SAUDI ARABIA REOPENS IPO MARKET WITH TELECOM ISSUE
By Gordon Platt
The first initial public offering of the year in Saudi Arabia, home of the Arab world’s largest stock market, attracted more than 638,000 subscribers, more than 92% of them male, according to Albilad Investment, the financial adviser and lead manager for the issue.
Bahrain loses appeal as funds haven
Saudi Integrated Telecom raised about $95 million in its IPO in May for 35% of its share capital, or 35 million shares.
The Egyptian stock market was among the hardest hit in the region in the first quarter, with a loss of 22.5% after being closed for February and most of March. The United States is considering a range of options—in addition to the $1 billion in debt relief offered by President Obama—to help Egypt through its transition, according to State Department spokesman Mark Toner. He said that under secretary of state Robert Hormats had held discussions with Egyptian officials last month about how the US might help Egypt economically.

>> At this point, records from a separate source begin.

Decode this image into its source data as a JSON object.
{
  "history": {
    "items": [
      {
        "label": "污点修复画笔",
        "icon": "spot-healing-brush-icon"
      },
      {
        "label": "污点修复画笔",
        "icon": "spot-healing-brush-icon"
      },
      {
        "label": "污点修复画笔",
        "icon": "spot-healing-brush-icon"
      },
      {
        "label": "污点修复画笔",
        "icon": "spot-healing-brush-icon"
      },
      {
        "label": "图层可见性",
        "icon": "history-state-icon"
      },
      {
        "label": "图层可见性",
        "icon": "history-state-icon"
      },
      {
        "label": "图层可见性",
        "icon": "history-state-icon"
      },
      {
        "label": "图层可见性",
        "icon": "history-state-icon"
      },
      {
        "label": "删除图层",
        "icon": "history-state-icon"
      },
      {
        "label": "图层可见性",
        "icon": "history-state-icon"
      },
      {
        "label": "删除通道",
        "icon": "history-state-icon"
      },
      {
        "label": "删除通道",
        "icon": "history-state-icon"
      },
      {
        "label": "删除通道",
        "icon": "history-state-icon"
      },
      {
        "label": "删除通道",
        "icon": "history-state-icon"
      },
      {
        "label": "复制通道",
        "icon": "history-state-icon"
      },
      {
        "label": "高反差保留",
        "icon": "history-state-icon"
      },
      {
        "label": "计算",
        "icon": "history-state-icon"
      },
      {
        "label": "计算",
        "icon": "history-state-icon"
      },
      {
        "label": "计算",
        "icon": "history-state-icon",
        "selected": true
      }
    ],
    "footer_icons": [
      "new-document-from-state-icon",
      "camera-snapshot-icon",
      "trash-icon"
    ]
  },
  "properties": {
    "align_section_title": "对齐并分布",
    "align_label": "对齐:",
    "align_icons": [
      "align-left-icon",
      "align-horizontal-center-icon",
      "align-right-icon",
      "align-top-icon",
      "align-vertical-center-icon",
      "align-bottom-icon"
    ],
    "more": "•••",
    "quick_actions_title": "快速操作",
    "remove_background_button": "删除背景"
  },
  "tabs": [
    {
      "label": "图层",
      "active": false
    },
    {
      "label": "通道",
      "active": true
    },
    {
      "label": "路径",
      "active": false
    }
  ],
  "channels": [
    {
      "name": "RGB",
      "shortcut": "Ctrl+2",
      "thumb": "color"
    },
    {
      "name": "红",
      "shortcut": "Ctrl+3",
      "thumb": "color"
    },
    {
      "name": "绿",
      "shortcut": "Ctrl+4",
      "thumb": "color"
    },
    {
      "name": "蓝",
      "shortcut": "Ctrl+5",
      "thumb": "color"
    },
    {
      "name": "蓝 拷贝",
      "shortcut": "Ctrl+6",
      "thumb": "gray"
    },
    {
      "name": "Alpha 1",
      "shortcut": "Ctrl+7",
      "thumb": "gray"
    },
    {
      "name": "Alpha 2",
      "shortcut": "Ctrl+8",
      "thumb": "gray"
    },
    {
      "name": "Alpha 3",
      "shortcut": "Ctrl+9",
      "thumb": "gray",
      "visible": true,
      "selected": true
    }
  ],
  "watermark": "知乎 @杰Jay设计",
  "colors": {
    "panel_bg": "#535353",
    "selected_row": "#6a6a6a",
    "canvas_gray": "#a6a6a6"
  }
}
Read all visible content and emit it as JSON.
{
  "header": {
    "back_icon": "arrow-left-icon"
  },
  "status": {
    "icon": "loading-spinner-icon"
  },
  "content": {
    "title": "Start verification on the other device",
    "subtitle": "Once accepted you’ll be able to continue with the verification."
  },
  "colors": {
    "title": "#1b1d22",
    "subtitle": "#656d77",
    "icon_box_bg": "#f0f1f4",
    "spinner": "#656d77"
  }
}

Bahrain’s central bank says assets held by offshore banks declined by 10% in March to the lowest level in six years, while assets of local and regional banks in the country were stable throughout the political unrest of February and March. The financial sector contributes 25% of the kingdom’s gross domestic product. Neighboring Qatar and Dubai are the main beneficiaries of Bahrain’s loss of appeal as a safe haven for offshore funds, bankers say.
Research by the International Finance Corporation shows that 70% of firms in the Middle East and North Africa do not have access to credit. The region scored 3 out of 10 on the strength of legal rights of borrowers and lenders, according to IFC/World Bank’s Doing Business 2011 report.
The IFC announced a $3 million loan to microfinance lender Palestine for Credit and Development to support small businesses in the West Bank and Gaza. As part of the project, IFC will advise the lender on how to implement best practices so that it can continue to serve potential entrepreneurs.